L’albero delle mele
Guanda, 496 pagine, 20 euro
Il cupo e maestoso romanzo d’esordio di Amanda Coplin ci arriva come una lettera urgente da un altro secolo. La storia è immersa nei ritmi senza tempo dell’agricoltura. Quando due sorelle affamate e incinte rubano delle mele dal banco di frutta di Talmadge, nel 1900, hanno la fortuna di imbattersi in un uomo che ha un vuoto da riempire. Talmadge ha perso il padre nel crollo di una miniera quando aveva nove anni, sua madre è morta tre anni dopo, e la sorella adolescente è scomparsa dal loro frutteto ai piedi delle Cascade Mountains nel 1865. Ormai superati i cinquant’anni, Talmadge sogna ancora che la sorellina “possa sbucare dagli alberi”. Questo dolore lo induce a proteggere le sorelle incinte, Jane e Della.
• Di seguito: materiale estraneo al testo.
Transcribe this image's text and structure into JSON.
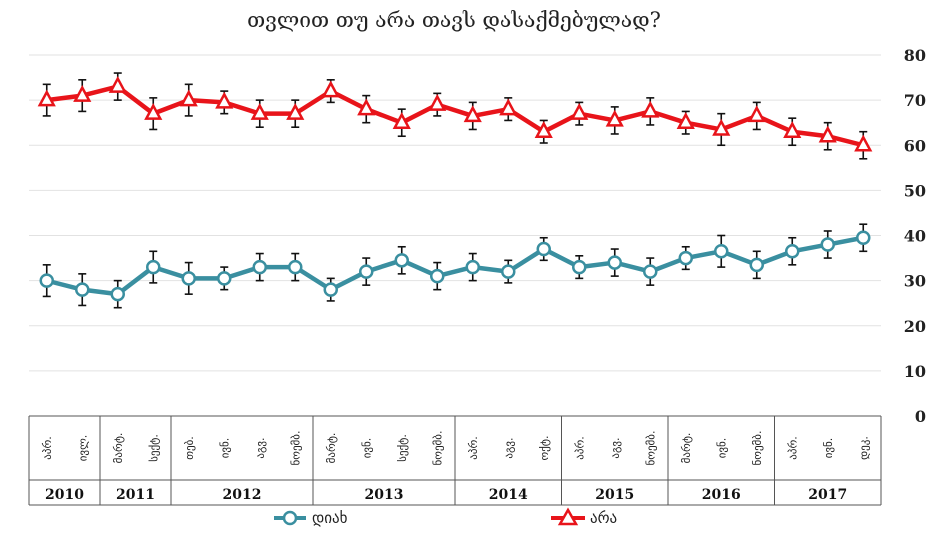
{
  "chart_data": {
    "type": "line",
    "title": "თვლით თუ არა თავს დასაქმებულად?",
    "ylim": [
      0,
      80
    ],
    "yticks": [
      0,
      10,
      20,
      30,
      40,
      50,
      60,
      70,
      80
    ],
    "grid": true,
    "categories": [
      "აპრ.",
      "ივლ.",
      "მარტ.",
      "სექტ.",
      "თებ.",
      "ივნ.",
      "აგვ.",
      "ნოემბ.",
      "მარტ.",
      "ივნ.",
      "სექტ.",
      "ნოემბ.",
      "აპრ.",
      "აგვ.",
      "ოქტ.",
      "აპრ.",
      "აგვ.",
      "ნოემბ.",
      "მარტ.",
      "ივნ.",
      "ნოემბ.",
      "აპრ.",
      "ივნ.",
      "დეკ."
    ],
    "years": [
      {
        "label": "2010",
        "count": 2
      },
      {
        "label": "2011",
        "count": 2
      },
      {
        "label": "2012",
        "count": 4
      },
      {
        "label": "2013",
        "count": 4
      },
      {
        "label": "2014",
        "count": 3
      },
      {
        "label": "2015",
        "count": 3
      },
      {
        "label": "2016",
        "count": 3
      },
      {
        "label": "2017",
        "count": 3
      }
    ],
    "series": [
      {
        "name": "დიახ",
        "color": "#3a8fa0",
        "marker": "circle",
        "values": [
          30,
          28,
          27,
          33,
          30.5,
          30.5,
          33,
          33,
          28,
          32,
          34.5,
          31,
          33,
          32,
          37,
          33,
          34,
          32,
          35,
          36.5,
          33.5,
          36.5,
          38,
          39.5
        ],
        "errors": [
          3.5,
          3.5,
          3,
          3.5,
          3.5,
          2.5,
          3,
          3,
          2.5,
          3,
          3,
          3,
          3,
          2.5,
          2.5,
          2.5,
          3,
          3,
          2.5,
          3.5,
          3,
          3,
          3,
          3
        ]
      },
      {
        "name": "არა",
        "color": "#e8141a",
        "marker": "triangle",
        "values": [
          70,
          71,
          73,
          67,
          70,
          69.5,
          67,
          67,
          72,
          68,
          65,
          69,
          66.5,
          68,
          63,
          67,
          65.5,
          67.5,
          65,
          63.5,
          66.5,
          63,
          62,
          60
        ],
        "errors": [
          3.5,
          3.5,
          3,
          3.5,
          3.5,
          2.5,
          3,
          3,
          2.5,
          3,
          3,
          2.5,
          3,
          2.5,
          2.5,
          2.5,
          3,
          3,
          2.5,
          3.5,
          3,
          3,
          3,
          3
        ]
      }
    ]
  }
}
Ha appreso i loro nomi da un manifesto che offre una ricompensa per la loro cattura. Sono fuggite dalla prigionia imposta da Michaelson, un oppiomane che le ha brutalizzate nel suo bordello. Quando Michaelson rintraccia le sorelle nel frutteto di Talmadge, la perversa presa che continua ad avere su Jane la spinge a una terribile fuga. A Talmadge resterà di occuparsi di Della e del bambino di Jane. In meno di cento pagine, Coplin ha già stabilito il tema che sarà al centro del romanzo: le persone non superano i loro fallimenti, ma cercano di compensarli in modi disastrosi. La vita e la morte, la perdita e il ritrovamento, lo scacco e la redenzione: Coplin ci ricorda che questi opposti s’intrecciano nel tessuto dell’esperienza umana.